On Tuesday, Ilya Lichtenstein and Heather Morgan were arrested in New York and accused of laundering a record $4.5 billion worth of stolen cryptocurrency. In the 24 hours immediately afterward, the cybersecurity world ruthlessly mocked their operational security screwups: Lichtenstein allegedly stored many of the private keys controlling those funds in a cloud-storage wallet that made them easy to seize, and Morgan flaunted her “self-made” wealth in a series of cringe-inducing rap videos on YouTube and Forbes columns.
But those gaffes have obscured the remarkable number of multi-layered technical measures that prosecutors say the couple did use to try to dead-end the trail for anyone following their money. Even more remarkable, perhaps, is that federal agents, led by IRS Criminal Investigations, managed to defeat those alleged attempts at financial anonymity on the way to recouping $3.6 billion of stolen cryptocurrency. In doing so, they demonstrated just how advanced cryptocurrency tracing has become—potentially even for coins once believed to be practically untraceable.
“What was amazing about this case is the laundry list of obfuscation techniques [Lichtenstein and Morgan allegedly] used,” says Ari Redbord, the head of legal and government affairs for TRM Labs, a cryptocurrency tracing and forensics firm. Redbord points to the couple’s alleged use of “chain-hopping”—transferring funds from one cryptocurrency to another to make them more difficult to follow—including exchanging bitcoins for “privacy coins” like monero and dash, both designed to foil blockchain analysis. Court documents say the couple also allegedly moved their money through the Alphabay dark web market—the biggest of its kind at the time—in an attempt to stymie detectives.
Yet investigators seem to have found paths through all of those obstacles. “It just shows that law enforcement is not going to give up on these cases, and they’ll investigate funds for four or five years until they can follow them to a destination they can get information on,” Redbord says.
In a 20-page “statement of facts” published alongside the Justice Department’s criminal complaint against Lichtenstein and Morgan on Tuesday, IRS-CI detailed the winding and tangled routes the couple allegedly took to launder a portion of the nearly 120,000 bitcoins stolen from the cryptocurrency exchange Bitfinex in 2016. Most of those coins were moved from Bitfinex’s addresses on the Bitcoin blockchain to a wallet the IRS labeled 1CGa4s, allegedly controlled by Lichtenstein.
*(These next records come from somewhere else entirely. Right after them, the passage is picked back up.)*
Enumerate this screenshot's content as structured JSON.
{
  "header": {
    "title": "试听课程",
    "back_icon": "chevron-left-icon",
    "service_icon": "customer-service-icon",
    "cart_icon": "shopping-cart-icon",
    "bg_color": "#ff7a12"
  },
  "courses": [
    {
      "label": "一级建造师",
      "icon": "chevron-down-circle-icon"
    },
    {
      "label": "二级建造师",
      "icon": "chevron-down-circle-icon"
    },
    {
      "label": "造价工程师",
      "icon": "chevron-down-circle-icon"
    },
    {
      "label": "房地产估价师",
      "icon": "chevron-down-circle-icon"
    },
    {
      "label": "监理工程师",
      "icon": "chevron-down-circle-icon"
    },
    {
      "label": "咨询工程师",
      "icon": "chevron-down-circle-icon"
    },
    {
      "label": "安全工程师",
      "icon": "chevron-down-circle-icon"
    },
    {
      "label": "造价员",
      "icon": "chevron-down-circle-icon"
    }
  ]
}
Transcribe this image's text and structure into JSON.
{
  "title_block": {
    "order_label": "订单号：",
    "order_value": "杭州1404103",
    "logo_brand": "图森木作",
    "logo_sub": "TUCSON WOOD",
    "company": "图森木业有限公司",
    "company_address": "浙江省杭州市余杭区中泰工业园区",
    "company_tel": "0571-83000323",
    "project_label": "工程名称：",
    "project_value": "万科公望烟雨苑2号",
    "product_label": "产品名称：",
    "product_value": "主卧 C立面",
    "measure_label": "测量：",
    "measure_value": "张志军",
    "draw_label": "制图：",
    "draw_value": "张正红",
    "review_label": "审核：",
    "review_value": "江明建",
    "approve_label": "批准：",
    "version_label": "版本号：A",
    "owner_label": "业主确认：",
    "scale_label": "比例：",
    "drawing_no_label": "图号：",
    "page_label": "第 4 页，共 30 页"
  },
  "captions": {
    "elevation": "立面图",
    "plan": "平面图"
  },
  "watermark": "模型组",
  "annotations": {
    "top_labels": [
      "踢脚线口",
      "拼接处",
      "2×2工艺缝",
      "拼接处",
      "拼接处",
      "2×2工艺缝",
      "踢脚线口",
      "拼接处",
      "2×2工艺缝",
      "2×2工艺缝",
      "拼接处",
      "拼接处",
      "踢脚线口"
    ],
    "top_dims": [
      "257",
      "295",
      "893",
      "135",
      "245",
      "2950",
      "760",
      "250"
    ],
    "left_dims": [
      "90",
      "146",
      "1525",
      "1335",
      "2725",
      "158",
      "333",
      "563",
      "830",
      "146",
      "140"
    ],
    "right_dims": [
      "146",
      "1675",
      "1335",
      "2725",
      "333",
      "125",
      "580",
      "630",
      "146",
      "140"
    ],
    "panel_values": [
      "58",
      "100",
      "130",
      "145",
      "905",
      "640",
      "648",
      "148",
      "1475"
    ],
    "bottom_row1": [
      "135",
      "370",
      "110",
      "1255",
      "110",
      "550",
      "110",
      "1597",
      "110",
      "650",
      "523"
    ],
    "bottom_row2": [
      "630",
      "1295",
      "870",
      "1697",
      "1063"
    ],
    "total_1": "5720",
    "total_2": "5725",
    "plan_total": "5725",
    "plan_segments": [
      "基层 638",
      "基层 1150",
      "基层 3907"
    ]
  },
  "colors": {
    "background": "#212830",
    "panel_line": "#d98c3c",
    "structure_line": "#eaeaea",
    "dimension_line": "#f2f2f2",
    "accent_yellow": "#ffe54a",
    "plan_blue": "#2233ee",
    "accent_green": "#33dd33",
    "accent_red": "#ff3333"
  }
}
Federal investigators eventually found keys for that wallet in one of Lichtenstein’s cloud storage accounts, along with logins for numerous cryptocurrency exchanges he had used.
But to get to the point of identifying Lichstenstein—along with his wife, Morgan—and locating that cloud account, IRS-CI followed two branching paths taken by 25,000 bitcoins that moved from the 1CGa4s wallet across Bitcoin’s blockchain. One of those branches went into a collection of wallets hosted on AlphaBay’s dark web market, designed to be impenetrable to law enforcement investigators. The other appears to have been converted into monero, a cryptocurrency designed to obfuscate the trails of funds within its blockchain by mixing up the payments of multiple monero users—both real transactions and artificially generated ones—and concealing their value. Yet somehow, the IRS says it identified Lichtenstein and Morgan by tracing both those branches of funds to a collection of cryptocurrency exchange accounts in their names, as well as in the names of three companies they owned, known as Demandpath, Endpass, and Salesfolk.
The IRS hasn’t entirely spelled out how its investigators defeated those two distinct obfuscation techniques. But clues in the court document—and analysis of the case by other blockchain analysis experts—suggest some likely theories.
Lichtenstein and Morgan appear to have intended to use Alphabay as a “mixer” or “tumbler,” a cryptocurrency service that takes in a user’s coins and returns different ones to prevent blockchain tracing. AlphaBay advertised in April 2016 that it offered that feature to its users by default. “AlphaBay can now safely be used as a coin tumbler!” read a post from one of its administrators. “Making a deposit and then withdrawing after is now a way to tumble your coins and break the link to the source of your funds.”